III. Eine unangemessen sensationelle Darstellung im Sinne der Ziffer 11 des Pressekodex erkennt der Beschwerdeausschuss in der Berichterstattung über den Prozess und den darin veröffentlichten Zeugenaussagen. Für das Verständnis des Sachverhalts für den Leser war es nicht notwendig, derart detailliert über die Aussagen der Zeugen zu berichten. Insbesondere die Passage „Aber dann sah ich, dass der Daumen der Frau abgetrennt war. Und in ihrem Bauch steckte ein Messer.

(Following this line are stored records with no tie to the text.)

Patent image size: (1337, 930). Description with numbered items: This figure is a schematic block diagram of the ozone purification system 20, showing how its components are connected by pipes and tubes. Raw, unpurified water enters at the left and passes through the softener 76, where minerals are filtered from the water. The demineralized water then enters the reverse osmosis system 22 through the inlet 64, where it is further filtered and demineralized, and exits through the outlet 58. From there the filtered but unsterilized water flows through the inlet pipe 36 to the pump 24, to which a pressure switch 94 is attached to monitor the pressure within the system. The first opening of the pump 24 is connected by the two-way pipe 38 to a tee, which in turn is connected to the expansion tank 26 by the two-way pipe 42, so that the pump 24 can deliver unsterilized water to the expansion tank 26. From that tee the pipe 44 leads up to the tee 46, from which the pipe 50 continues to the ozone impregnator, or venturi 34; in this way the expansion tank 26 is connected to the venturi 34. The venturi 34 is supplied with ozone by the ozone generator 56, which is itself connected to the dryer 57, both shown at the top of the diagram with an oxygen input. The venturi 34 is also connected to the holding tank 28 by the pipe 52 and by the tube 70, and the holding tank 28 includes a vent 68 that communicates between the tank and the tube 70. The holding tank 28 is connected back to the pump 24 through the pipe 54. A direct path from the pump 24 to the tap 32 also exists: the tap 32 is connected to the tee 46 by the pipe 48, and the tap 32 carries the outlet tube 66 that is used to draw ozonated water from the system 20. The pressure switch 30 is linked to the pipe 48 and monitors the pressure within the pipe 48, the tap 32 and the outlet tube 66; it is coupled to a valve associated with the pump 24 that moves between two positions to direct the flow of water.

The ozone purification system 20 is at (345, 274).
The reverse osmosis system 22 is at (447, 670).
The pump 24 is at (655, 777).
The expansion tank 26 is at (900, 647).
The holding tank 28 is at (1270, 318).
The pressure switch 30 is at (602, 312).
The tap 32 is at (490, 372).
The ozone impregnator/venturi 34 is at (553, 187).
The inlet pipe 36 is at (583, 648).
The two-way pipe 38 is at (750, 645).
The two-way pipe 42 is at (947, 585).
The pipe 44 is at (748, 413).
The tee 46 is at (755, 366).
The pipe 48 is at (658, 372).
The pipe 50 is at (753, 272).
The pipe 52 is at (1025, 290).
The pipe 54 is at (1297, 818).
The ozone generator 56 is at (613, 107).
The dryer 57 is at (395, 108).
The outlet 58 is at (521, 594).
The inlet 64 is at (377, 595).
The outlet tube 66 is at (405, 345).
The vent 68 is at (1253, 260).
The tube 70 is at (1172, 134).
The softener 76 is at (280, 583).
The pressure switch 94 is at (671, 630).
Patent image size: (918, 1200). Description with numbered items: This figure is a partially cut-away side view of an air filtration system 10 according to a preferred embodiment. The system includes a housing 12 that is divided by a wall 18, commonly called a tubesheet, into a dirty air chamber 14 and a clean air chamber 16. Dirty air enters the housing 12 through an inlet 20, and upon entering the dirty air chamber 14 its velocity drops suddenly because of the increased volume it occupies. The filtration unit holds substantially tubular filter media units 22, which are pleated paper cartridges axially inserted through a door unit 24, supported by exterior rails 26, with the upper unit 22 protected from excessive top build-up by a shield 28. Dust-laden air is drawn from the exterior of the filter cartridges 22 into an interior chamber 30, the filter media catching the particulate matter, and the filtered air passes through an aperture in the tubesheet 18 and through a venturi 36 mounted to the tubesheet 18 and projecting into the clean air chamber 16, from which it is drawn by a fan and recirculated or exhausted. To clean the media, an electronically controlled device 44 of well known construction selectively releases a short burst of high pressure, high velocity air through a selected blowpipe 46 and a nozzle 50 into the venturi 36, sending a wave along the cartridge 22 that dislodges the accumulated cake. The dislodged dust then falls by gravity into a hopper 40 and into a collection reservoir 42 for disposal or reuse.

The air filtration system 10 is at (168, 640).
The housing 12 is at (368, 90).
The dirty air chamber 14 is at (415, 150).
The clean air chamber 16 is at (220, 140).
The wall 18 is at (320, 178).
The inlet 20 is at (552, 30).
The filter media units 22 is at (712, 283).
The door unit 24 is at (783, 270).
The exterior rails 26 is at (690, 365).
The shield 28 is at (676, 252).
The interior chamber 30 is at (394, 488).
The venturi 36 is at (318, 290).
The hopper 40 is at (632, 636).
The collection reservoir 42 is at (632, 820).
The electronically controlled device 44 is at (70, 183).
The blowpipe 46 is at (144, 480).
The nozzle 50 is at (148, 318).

Weil Lena B. röchelte, drehte er sie so, dass sie leichter atmen konnte“ war nicht notwendig, um dem Leser den Tatvorgang darzulegen, und geht über das vertretbare Maß von Gewaltdarsteilungen hinaus Der Beschwerdeausschuss empfiehlt der Zeitung, hier künftig genau abzuwägen, welche Informationen tatsächlich notwendig sind und auf welche verzichtet werden kann.

C. Ergebnis:
Der Beschwerdeausschuss hielt den Verstoß gegen die Ziffern 2, 3 und 11 des Pressekodex für so schwerwiegend, dass er gemäß § 12 Beschwerdeordnung die Maßnahme der Missbilligung wählte. Nach § 15 Beschwerdeordnung besteht zwar keine Pflicht, Missbilligungen in den betroffenen Publikationsorganen abzudrucken. Als Ausdruck fairer Berichterstattung empfiehlt der Beschwerdeausschuss jedoch eine solche redaktionelle Entscheidung. Die Entscheidung ergeht mit 6 Ja- und 2 Nein-Stimmen.